Une victoire qui permet non seulement aux Bordelais de rester invaincus à domicile (six victoires en autant de matchs), mais surtout de se replacer dans la course aux play-off en accrochant la sixième place ! Les Boxers sont même à une poignée de points (4) de la seconde place… mais ils sont également à une poignée de points (6) de la relégation ! Même si cela paraît difficile, il faudra que les Bordelais aillent chercher des points à Mulhouse et/ou à Brest pour rester dans une position favorable. Une situation dans laquelle ne sont plus les Castors puisqu'ils pointent désormais à la onzième place. Leur bel élan s'est brisé en même temps que la lame de leur nouvel attaquant, mais la force de ce nouveau binôme Lauzon/Couturier devrait permettre aux Vauclusiens d'être toujours de sérieux candidats aux phases finales !

 

Bordeaux - Avignon 5-2 (2-0, 0-2, 3-0)

Dimanche 6 décembre 2009 à 13h00 à la patinoire de Mériadeck. 1059 spectateurs.

Arbitrage de Bruno Colleoni assisté de Florian Tocqueville et Vincent Champion.

Tirs : Bordeaux 43 (7, 17, 19) ; Avignon 28 (10, 13, 5).

Engagements : Bordeaux 41 (14, 7, 20) ; Avignon 32 (8, 16, 8).

Évolution du score :
1-0 à 01'53" : Cadren assisté de Mariage et Lassalle
2-0 à 04'16" : Lassalle assisté de Grenier et Majer?ák (sup. num.)
2-1 à 20'19" : Kumeliauskas assisté de Favret
2-2 à 37'05" : Lauzon assisté de Bernier et Couturier (double sup. num.)
3-2 à 40'49" : Lafrancesca assisté de Savage et Majer?ák
4-2 à 43'56" : Lassalle assisté de Larrieu et Carignan
5-2 à 59'00" : Grenier assisté de Majer?ák (sup. num.)

 

Bordeaux

Gardien : Christophe Burnet.

Défenseurs : Dave Grenier – Mickaël Wiart ; Cyril Boubé – Jan Majer?ák (A) ; Christophe Pérez – Alexandre Boirie.

Attaquants : Raphaël Larrieu (C) – Xabi Lassalle – Alexandre Carignan ; Jean-François Savage (A) – Romain Horrut – Gautier Lafrancesca ; Nicolas Mariage – [Lassalle ou Horrut] – Vincent Cadren.

Remplaçants : Julien Leclerc (G), Thomas Giraudau.

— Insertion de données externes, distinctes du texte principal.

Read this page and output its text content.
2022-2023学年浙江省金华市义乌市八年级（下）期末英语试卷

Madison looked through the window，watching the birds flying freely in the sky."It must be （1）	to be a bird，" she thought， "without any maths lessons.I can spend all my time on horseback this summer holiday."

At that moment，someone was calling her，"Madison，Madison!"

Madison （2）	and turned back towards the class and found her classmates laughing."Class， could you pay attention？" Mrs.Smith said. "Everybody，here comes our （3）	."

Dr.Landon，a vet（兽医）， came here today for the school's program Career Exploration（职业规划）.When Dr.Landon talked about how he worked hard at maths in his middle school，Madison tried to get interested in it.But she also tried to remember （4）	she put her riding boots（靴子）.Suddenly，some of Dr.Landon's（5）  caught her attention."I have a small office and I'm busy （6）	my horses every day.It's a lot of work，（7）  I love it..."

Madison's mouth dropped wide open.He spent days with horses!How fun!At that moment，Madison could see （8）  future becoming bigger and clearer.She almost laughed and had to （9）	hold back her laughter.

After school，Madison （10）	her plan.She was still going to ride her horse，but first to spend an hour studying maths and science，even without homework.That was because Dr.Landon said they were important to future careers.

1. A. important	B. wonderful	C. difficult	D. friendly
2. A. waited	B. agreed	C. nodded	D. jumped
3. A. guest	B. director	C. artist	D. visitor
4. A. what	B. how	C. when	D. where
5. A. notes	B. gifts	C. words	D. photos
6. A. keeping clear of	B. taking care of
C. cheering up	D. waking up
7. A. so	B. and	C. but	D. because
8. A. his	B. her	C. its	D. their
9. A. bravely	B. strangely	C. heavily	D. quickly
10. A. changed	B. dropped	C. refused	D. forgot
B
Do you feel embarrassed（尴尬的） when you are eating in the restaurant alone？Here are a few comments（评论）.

Absents : Nicolas Courally (hernie), Cyril Lambert (déchirure à la cuisse), Jill Cauly (malade), Florent Poigt, Thomas Ramonatxo (jouent avec les espoirs à Angers).

Avignon

Gardien : Johan Scanff.

Défenseurs : Nicolas Ruel – Sébastien Bernier ; Julien Decarroz – David Hennebert ; Janis Brakks – Patrick Pommier ; Ludovic Garreau.

Attaquants : Mathieu Becuwe – Carl Lauzon – Maxime Couturier ; Jordane Fazende – Damien Ribourg – Ludovic Favret ; David Dauphin – Michaël Marouillat – Guillaume Ribourg ; Donatas Kumeliauskas.

Remplaçant : Julien Roullier (G). Absents : Aurélien Chabot, Paul Gléveau, Jérémy Malaval (jouent avec les espoirs à Clermont-Ferrand).